Ovid, Metamorphoses

Delahoyde & Hughes
Orpheus

OVID
METAMORPHOSES
BOOK IX


Achelous vs. Hercules for Deianera:

Achelous the river-god recounts his rivalry with Hercules in courting Deianera and their fight. Achelous transformed into a serpent (reminding Hercules of his triumph over the Hydra), and then a bull, but lost.

Hercules, Nessus, and Deianera:

Nessus is a centaur, lusting for Deianera, and offers to help her cross a river. When Hercules realizes the intended betrayal, he shoots Nessus, who gives “His shirt soaked in warm gore to Deianera, / A talisman, he said, to kindle love” (203).
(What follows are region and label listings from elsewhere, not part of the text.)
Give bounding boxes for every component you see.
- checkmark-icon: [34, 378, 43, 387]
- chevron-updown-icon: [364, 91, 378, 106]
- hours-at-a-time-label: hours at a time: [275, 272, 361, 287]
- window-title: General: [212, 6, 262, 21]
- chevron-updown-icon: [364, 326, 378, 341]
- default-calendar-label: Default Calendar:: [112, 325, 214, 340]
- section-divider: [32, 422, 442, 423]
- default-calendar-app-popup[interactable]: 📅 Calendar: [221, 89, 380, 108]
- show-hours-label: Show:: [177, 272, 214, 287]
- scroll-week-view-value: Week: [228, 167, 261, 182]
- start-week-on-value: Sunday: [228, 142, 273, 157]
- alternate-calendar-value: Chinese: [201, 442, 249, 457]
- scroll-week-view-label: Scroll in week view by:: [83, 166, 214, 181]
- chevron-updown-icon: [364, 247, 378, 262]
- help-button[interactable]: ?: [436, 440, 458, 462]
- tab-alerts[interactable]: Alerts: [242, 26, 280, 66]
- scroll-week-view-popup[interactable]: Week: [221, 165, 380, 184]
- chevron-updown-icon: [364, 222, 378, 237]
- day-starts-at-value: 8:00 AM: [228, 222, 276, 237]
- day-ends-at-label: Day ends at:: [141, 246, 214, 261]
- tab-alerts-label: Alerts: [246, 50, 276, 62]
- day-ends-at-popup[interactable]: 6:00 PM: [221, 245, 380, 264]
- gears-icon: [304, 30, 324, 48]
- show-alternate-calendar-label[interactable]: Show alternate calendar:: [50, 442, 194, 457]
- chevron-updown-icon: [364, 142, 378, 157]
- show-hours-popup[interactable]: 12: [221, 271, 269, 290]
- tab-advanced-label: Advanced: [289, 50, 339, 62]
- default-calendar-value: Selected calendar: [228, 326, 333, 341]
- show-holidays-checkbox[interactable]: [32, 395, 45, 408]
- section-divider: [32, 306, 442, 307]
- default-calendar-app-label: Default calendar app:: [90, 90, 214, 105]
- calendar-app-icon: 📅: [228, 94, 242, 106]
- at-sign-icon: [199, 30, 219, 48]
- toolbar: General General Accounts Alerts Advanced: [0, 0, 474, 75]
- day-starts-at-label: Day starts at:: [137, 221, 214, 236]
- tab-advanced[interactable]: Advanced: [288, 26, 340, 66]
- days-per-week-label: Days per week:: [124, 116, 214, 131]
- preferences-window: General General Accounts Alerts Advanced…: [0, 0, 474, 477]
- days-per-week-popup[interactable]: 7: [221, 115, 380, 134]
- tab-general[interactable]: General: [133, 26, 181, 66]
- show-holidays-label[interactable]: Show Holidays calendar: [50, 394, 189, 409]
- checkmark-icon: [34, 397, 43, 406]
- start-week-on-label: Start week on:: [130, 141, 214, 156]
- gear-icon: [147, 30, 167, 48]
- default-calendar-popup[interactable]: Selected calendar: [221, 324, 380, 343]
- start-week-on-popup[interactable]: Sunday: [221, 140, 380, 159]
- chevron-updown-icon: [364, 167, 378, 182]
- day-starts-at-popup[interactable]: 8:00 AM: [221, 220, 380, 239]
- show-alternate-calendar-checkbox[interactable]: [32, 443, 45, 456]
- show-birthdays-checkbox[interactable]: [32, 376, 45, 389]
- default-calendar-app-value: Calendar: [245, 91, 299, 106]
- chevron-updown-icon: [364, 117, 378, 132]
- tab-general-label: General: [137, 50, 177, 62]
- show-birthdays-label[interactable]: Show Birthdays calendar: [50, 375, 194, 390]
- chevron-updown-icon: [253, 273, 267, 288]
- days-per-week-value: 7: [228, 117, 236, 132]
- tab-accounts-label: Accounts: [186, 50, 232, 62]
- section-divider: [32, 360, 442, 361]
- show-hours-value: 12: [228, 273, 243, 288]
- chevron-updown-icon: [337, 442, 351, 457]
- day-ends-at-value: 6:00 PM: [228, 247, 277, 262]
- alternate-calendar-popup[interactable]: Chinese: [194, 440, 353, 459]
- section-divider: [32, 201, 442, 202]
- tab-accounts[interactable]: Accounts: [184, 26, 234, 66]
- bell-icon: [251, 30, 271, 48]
Years later, after Hercules’ many adventures, Deianera, fearing the loss of Hercules’ love and unaware of the shirt’s nature, sends it to Hercules. It burns into his flesh. He tears at himself and provides a litany of his deeds before dying. His funeral pyre burns away his mortal flesh, leaving his Jove-fathered self. The gods agree to deify him. Then Alcmena flashes back to the story of Hercules’ birth, requiring the foiling of Juno.

Dryope:

Dryope, another of Apollo’s rape victims, picks a lotus and transforms into a tree and asks that her son be taught to say sadly,

“My mother’s hidden in this trunk.”
Let him beware of pools and never pick
Blossoms from trees, but fancy every bush
A goddess in disguise. (211)

Caunus and Byblis:

After some intervening commentary from Jove on old age and fate comes one of many stories in which Ovid can focus on abnormal psychology. The tale supposedly “shows that girls should love / As law allows” (213). Byblis has incestuous longings for her brother Caunus. Her behavior registers this during the day, but her semi-subconscious desires appear more directly in her dreams. She acknowldges that “kinship ruins me” (214) and rationalizes about this forbidden desire: after all, the gods marry their kin, and understanding rules is for old people (216). She writes her brother a love letter and has a servant deliver it, but Caunus is disgusted and homicidal. Byblis regrets putting her feelings into writing. “In short I’ve sinned and can’t unsin my sin; / I wrote, I wooed, I wanted wickedness” (218). She imagines Caunus will come and kiss her dead body, so we are reminded of the myth of Sleeping Beauty. But she tries again; Caunus rebuffs her and flees the country in shame. She runs mad and evntually turns into a bubbling fountain.

Iphis and Ianthe:

Daddy wants a boy and threatens to have a girl killed: “Girls are more burdensome” (220). The kid, Iphis, turns out a girl, so she is disguised and brought up as a boy. When marriage is arranged with old childhood friend Ianthe, Iphis agonizes about how the whole natural world seems hetero. Fortunately, divine intervention turns Iphis into a real boy, so all is fine, right?